Indeed, she noted that the headline rate might even "undershoot" the European Central Bank's (ECB) 2% target next year. She added that this should provide "relief to households whose real incomes have suffered from the cost of living crisis" over the last few years.
However, Petersen stressed that the decline in inflation does not imply a return to "the world as we have known prior to the pandemic." In particular, she noted that in future there will likely be "more persistent supply constraints as well as higher interest rates."
She also reported that core inflation (which strips out energy and volatile food costs) will likely settle at just above 2% next year: roughly double the average annual rate from 2010 to 2019. This, she said, should cause the ECB to refrain from interest rate cuts in 2024.
BlackRock's forecast almost exactly mirrors the ECB's own analysis: the bank currently predicts that core inflation in the eurozone will average 2.0% over the next five years.

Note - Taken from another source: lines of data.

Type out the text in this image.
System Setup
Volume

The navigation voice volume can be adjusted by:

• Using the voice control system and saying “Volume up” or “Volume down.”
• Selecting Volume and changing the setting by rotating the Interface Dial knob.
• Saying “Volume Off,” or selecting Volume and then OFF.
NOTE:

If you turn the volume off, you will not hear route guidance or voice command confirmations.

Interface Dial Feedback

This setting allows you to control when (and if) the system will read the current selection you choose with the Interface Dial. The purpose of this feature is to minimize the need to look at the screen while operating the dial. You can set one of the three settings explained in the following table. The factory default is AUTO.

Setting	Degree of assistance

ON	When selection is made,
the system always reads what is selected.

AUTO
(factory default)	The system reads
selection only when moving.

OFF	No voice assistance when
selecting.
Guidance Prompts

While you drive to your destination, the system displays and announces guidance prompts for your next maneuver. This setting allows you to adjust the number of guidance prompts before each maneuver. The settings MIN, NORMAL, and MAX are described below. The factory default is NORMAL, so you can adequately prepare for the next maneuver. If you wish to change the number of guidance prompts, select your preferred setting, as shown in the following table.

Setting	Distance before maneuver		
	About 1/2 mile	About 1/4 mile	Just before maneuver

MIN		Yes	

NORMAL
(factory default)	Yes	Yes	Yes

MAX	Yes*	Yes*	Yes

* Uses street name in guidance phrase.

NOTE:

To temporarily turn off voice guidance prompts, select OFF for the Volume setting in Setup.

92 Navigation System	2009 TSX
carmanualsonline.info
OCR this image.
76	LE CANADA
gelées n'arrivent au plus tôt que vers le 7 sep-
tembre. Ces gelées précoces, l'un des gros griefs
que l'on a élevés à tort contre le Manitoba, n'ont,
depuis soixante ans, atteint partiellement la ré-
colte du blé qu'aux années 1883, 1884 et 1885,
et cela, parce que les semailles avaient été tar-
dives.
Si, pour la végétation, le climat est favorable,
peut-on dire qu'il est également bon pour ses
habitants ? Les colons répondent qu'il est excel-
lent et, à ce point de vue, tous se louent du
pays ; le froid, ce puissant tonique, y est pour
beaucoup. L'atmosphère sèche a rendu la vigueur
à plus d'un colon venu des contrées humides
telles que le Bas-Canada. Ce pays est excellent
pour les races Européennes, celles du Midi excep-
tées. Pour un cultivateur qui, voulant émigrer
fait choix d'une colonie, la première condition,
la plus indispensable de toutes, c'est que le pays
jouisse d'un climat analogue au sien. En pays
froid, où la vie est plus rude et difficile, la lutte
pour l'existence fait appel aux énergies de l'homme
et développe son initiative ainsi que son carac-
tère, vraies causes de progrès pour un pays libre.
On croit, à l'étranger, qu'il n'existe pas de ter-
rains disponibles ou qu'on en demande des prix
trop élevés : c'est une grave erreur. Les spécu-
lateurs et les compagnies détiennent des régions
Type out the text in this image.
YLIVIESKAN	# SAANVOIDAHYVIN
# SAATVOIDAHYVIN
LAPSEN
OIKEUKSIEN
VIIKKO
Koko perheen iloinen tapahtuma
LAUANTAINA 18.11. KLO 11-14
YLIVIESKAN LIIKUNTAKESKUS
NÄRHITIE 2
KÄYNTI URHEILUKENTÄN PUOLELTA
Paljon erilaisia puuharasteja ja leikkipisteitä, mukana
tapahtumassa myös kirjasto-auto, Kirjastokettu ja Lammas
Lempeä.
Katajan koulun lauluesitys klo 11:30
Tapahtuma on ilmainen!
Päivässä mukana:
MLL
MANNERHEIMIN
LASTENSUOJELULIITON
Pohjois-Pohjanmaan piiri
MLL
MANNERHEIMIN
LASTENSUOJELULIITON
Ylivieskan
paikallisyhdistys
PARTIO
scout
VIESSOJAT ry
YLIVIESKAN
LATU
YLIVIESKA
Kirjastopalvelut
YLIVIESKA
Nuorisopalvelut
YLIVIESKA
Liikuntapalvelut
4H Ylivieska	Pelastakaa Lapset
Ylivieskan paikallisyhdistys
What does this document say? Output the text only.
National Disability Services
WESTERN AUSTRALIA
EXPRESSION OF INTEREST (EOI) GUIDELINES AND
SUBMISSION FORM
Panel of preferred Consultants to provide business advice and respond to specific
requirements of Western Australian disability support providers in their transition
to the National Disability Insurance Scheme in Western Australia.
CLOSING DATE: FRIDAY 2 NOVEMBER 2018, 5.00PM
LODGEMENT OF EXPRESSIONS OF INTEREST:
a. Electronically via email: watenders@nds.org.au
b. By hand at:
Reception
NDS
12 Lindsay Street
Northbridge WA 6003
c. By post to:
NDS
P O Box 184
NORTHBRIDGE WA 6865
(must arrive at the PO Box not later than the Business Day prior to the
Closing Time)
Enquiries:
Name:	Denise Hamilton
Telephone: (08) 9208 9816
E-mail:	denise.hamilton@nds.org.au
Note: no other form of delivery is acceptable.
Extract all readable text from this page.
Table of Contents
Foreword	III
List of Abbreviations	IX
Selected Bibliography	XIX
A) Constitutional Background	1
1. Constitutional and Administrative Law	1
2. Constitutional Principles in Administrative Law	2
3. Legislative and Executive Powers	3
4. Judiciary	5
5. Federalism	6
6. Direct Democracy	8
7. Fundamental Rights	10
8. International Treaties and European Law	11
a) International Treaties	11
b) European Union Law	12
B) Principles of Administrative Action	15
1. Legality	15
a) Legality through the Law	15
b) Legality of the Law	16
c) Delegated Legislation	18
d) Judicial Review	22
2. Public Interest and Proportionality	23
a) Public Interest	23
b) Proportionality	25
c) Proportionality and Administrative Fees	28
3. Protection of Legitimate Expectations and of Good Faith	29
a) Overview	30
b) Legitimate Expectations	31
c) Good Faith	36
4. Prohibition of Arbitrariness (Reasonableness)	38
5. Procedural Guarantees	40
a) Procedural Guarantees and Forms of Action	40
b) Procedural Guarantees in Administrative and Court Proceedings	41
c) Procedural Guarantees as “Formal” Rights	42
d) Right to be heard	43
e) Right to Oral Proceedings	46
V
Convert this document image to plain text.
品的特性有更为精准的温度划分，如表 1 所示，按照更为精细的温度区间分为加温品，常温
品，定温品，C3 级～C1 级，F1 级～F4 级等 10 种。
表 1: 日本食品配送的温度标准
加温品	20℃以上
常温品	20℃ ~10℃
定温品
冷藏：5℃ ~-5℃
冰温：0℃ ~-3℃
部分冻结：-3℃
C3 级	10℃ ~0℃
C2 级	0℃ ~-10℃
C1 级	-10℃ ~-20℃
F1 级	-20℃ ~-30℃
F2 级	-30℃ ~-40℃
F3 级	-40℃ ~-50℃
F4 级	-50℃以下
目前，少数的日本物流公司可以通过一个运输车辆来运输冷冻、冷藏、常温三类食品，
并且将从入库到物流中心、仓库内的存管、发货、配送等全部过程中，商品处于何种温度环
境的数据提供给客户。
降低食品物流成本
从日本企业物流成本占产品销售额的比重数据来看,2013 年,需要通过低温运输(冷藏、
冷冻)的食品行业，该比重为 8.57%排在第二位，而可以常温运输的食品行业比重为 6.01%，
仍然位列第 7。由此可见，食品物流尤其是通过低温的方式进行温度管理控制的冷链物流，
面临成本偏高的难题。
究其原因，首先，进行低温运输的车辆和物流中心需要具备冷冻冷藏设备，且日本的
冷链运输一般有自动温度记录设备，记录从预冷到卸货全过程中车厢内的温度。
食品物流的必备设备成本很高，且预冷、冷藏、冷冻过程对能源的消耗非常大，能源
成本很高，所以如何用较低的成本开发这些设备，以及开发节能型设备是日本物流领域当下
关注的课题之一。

'Making lemonade out of lemons'
Both Petersen and Pauwels also expressed considerable optimism about European investment opportunities over the coming year. Echoing the report's own language, they stressed that increasing economic "volatility" – despite posing "heightened risks" for investors – also presents "more possibilities."
Petersen added that the key goal for investors should be to "try to make lemonade out of macroeconomic lemons – some of which are sour." She explained that this will likely require investors to "look deeper to detect opportunities."
Pauwels agreed: "There will be consistent macroeconomic challenges over the coming years, subdued growth, historically high core inflation. But look underneath the bonnet and there are ample opportunities across various asset classes."